Primeiro, porque acreditávamos na nossa missão – na nossa missão de cruzados, de dianteiros da Fé, de soldados de Deus. E a primeira condição para se poder realizar bem uma obra consiste em acreditarmos em nós, e nela. Acreditar que somos capazes de a fazer, e acreditar em que ela tem de se realizar. Os portugueses dos séculos dos Descobrimentos acreditavam na verdade católica – morrendo por ela, sob os golpes dos alfanges, nas muralhas de Diu, ou nas praias da América. Acreditavam em Deus, porque não os tocara ainda a malária da Dúvida racionalista, e a lepra calcinante do Livre Pensamento.
Acreditavam em que eram portadores da Verdade – daquela Verdade impassível ante todos os ataques, e invulnerável diante de todos os ultrajes. Acreditavam em que eram portadores do verbo divino, por amor do qual a morte é gloriosa, e todo o sofrimento é prazer.
Eram raros viçosos daquela árvore de maravilhas que se chamou Nun'Álvares; eram filhos obedientes daquela Mãe transumana que se chama Igreja Católica.
O ideal supremo que os guiava não era o tirar aos outros o que os outros tinham; nem rasoirar os valores; nem ombrear com a divindade: o seu ideal supremo era servir e amar a Deus. E todos serviam e amavam a Deus, desde os reis, nos paços, aos camponeses da serra lavradia; desde os pastores das serras agrestes, aos nautas destemidos, desde Camões, poeta de génio, a Albuquerque, guerreiro de raça.
Andava longe a Reforma bastarda; e quando se aproximou, – previdente, oportuno, e cumpridor dos seus deveres, D. João III opôs-lhe uma milícia – a Companhia, e um cordão sanitário, esplêndido, para o tempo – a Inquisição.
Ainda não se pressentiam os rumores da Revolução sangrenta das sarjetas e prostíbulos, a cujo serviço se puseram os sábios da Enciclopédia, e as elegantes mièvres dos salões de Paris, e das ante-câmaras de Versalhes...
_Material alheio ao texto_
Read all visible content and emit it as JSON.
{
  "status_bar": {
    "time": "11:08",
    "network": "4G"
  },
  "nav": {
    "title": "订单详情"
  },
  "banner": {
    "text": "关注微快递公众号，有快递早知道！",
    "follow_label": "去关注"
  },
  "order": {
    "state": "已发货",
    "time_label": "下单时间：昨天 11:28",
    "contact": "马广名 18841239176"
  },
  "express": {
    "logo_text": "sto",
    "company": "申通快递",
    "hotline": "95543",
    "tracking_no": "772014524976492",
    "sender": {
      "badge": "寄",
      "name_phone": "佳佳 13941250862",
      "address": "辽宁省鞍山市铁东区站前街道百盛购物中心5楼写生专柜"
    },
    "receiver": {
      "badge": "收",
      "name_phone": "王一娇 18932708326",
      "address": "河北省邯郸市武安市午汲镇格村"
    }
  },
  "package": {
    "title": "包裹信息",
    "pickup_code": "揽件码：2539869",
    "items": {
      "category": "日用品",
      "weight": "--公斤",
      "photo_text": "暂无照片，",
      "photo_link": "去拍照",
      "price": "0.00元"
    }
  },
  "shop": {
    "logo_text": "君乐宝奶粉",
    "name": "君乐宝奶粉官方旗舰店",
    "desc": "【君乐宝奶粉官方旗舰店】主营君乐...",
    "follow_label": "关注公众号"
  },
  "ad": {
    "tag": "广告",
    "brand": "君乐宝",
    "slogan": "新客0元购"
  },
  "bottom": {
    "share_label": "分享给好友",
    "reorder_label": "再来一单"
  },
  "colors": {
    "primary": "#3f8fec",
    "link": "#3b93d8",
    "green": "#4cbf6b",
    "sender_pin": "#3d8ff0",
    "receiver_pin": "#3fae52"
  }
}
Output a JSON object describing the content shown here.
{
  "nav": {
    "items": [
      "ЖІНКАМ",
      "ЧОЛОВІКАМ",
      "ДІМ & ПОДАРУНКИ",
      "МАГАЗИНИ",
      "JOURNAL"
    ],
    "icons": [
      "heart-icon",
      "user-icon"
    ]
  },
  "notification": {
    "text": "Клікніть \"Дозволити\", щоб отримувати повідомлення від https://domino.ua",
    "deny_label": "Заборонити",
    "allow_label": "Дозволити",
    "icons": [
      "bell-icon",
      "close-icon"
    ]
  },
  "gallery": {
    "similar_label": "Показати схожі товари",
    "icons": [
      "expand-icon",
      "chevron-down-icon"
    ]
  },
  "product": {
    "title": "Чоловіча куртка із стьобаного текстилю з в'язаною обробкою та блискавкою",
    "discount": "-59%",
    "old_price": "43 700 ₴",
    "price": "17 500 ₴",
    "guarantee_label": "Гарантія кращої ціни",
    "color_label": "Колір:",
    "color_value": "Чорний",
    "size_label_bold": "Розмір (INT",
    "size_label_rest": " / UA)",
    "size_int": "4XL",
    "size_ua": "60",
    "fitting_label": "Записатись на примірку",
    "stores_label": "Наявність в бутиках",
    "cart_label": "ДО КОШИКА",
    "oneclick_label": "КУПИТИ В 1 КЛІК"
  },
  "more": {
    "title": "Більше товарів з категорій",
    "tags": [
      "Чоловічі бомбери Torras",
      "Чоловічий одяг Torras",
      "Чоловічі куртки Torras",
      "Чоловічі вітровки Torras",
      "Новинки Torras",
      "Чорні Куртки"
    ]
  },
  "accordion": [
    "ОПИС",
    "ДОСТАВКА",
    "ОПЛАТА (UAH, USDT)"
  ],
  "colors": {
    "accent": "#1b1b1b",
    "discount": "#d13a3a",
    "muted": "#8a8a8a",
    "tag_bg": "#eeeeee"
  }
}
Tudo isso vinha longe – e o solar português, rezando, ao anoitecer, as Ave-Marias das Trindades, e fazendo o sinal da cruz, ao surgir da alvorada, cria em Deus, e servia Deus. Se era forte e puro na sua fé, era forte e leal na sua vida cívica. Os seus reis foram sempre paternais na justiça, justiceiros no prémio ou na pena. E o povo a quem as loucuras do homem despolarizado não tinham proclamado ainda soberano, o povo que ignorava o poder bruxo dos papelinhos do voto, na governação do Estado – o povo unia-se à volta do seu chefe natural, daquele que não saíra das tropelias e malabarices de uma urna, mas viera dos desígnios impenetráveis da Providência, para mandar, e ser obedecido, para guiar, e ser respeitado.
O povo português dos Descobrimentos, o povo português que fez o Império desconhecia os génios miríficos que as plebes geram, no tumulto das arruaças, e no rascante voejar dos impropérios. Todo ele era uma família – unânime na crença religiosa, homogénea no sentimento de obediência.
Ignorava a panaceia mórbida dos Direitos, porque vivia dentro do quadrado firme dos Deveres.

Alfredo Pimenta in «O Império Colonial como factor de Civilização», 1936.